Holliss lends an expert editorial eye and voice to the productions surrounding these posters. There are double-bills, one sheets, quads, and other promotional ephemera. It is a visual feast with several full-page spreads. One quad reveals a scintillating double feature: Raquel Welch in One Million Years B.C. followed by Ursula Andress in SHE.
There are also foreign posters, showing just what a global force Harryhausen’s special effects were. L’isola Misteriosa di Giulio Verne and Die Erste Fahrt zum Mond may not sound familiar, but the first is The 3 Worlds of Gulliver and the second First Men on the Moon. It is intriguing to see how other countries market these quintessential American films.
In the case of One Million Years B.C. most countries went with the iconic image of Raquel Welch in a fur bikini. Text and languages had different placement, but overall the imagery remained the same. The Polish poster is the odd one out. The poster for Million Lat Przed Naszą Erą shows a cartoonish dinosaur with a hairy caveman in its mouth. These oddball exceptions provide what could have been a repetitious exhibition of cinema history.
On a production level, Harryhausen: The Movie Posters reproduces these otherwise disposable promotional materials in brilliant colors and sharply rendered detailing.
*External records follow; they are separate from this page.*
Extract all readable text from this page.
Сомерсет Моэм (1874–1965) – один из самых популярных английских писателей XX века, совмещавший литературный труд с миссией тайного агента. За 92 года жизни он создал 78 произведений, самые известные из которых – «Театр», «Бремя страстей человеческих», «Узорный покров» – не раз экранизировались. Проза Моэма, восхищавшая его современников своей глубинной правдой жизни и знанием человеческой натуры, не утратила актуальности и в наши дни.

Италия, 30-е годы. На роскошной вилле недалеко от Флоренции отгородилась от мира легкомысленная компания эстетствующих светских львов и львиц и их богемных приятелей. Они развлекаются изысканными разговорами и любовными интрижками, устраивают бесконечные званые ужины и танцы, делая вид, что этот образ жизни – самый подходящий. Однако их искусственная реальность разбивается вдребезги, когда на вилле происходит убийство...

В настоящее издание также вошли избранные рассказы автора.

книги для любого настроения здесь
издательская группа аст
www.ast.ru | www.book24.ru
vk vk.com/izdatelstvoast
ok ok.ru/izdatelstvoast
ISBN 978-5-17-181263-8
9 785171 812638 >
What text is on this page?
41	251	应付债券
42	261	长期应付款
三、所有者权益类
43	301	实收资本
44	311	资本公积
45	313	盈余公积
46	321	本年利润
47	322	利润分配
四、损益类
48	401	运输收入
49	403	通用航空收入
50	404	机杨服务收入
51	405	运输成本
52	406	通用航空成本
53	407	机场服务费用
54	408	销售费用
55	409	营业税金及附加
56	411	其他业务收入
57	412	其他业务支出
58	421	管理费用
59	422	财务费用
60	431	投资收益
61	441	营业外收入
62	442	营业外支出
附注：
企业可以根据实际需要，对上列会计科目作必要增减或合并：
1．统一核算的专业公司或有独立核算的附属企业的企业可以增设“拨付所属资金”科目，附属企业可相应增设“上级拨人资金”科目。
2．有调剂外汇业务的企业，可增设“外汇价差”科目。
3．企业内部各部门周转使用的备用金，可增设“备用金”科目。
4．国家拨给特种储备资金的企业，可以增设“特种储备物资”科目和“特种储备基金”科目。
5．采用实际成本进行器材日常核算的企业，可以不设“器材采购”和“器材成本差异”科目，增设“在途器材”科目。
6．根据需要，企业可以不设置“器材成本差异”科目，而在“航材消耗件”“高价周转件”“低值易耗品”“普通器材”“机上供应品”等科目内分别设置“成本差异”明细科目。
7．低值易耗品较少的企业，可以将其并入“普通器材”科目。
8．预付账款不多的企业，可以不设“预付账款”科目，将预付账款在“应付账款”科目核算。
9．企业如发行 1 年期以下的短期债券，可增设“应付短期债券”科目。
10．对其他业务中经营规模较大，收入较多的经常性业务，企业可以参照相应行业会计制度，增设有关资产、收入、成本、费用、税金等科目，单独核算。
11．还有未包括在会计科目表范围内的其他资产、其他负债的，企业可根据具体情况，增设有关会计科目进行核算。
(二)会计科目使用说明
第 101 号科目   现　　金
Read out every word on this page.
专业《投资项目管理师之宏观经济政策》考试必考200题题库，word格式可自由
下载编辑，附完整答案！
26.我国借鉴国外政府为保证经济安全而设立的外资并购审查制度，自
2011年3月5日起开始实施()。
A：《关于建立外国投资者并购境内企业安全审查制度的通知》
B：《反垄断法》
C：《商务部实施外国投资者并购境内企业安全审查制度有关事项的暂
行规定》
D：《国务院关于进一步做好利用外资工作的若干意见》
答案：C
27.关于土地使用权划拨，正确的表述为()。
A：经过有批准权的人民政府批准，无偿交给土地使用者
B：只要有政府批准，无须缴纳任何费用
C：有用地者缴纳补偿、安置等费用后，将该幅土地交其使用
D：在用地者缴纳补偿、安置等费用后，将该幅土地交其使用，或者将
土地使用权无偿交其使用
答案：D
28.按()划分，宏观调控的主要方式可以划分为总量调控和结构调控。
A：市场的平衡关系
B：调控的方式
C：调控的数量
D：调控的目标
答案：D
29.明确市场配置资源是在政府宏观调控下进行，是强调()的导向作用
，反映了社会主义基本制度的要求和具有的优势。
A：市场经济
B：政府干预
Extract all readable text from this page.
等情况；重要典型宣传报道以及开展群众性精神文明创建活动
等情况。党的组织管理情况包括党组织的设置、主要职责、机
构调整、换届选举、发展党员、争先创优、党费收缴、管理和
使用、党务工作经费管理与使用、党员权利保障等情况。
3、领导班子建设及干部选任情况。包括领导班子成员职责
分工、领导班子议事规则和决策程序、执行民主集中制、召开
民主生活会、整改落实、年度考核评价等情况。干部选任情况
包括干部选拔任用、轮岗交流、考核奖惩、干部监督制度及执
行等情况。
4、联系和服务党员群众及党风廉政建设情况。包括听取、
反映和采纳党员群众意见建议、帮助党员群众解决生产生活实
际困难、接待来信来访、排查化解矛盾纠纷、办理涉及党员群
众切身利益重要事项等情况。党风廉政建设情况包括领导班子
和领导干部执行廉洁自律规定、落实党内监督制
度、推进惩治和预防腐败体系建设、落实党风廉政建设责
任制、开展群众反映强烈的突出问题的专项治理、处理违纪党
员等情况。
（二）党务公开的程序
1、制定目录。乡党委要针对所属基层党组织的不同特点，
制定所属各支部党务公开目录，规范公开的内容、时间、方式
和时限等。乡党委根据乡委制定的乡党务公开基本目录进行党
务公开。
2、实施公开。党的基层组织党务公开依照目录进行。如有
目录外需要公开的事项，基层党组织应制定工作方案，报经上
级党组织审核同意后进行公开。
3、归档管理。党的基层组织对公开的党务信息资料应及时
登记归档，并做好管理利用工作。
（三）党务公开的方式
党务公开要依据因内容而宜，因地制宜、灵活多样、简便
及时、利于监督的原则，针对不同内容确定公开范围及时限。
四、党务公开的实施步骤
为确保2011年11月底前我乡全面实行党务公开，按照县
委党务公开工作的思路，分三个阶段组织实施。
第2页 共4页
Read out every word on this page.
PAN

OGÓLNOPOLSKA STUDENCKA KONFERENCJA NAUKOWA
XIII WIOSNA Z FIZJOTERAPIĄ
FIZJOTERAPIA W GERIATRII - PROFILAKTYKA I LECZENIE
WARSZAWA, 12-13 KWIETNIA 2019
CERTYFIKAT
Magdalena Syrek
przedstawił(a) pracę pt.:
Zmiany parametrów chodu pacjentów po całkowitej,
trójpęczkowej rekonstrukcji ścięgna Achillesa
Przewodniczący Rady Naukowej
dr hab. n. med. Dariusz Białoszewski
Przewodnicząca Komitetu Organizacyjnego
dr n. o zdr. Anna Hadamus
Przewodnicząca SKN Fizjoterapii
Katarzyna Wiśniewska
Owning a vintage Harryhausen movie poster may be an expensive enterprise, but the book offers a kind of imitation experience. The somewhat glossy finish on the paper give the reproduced images a nice weighty feel in the hand. The slightly oversized scale lends an added to realness when looking at the posters.
Harryhausen: The Movie Posters is infotainment in the best sense of the word. Informative and entertaining in equal measure, it provides catnip for the nostalgic film fan as well as a perspective on a more periphery aspect of cinema history. The filmmaking juggernaut involves numerous people, a well-oiled marketing machine, and tie-in material to spread the good word. The film poster can be a disposable commodity, a thing with a specific use and limited lifespan. Kudos to Richard Holliss and The Ray & Diana Harryhausen Foundation for their tireless effort to preserve these iconic images. Film is forever, but only if the dedicated and passionate choose to preserve them.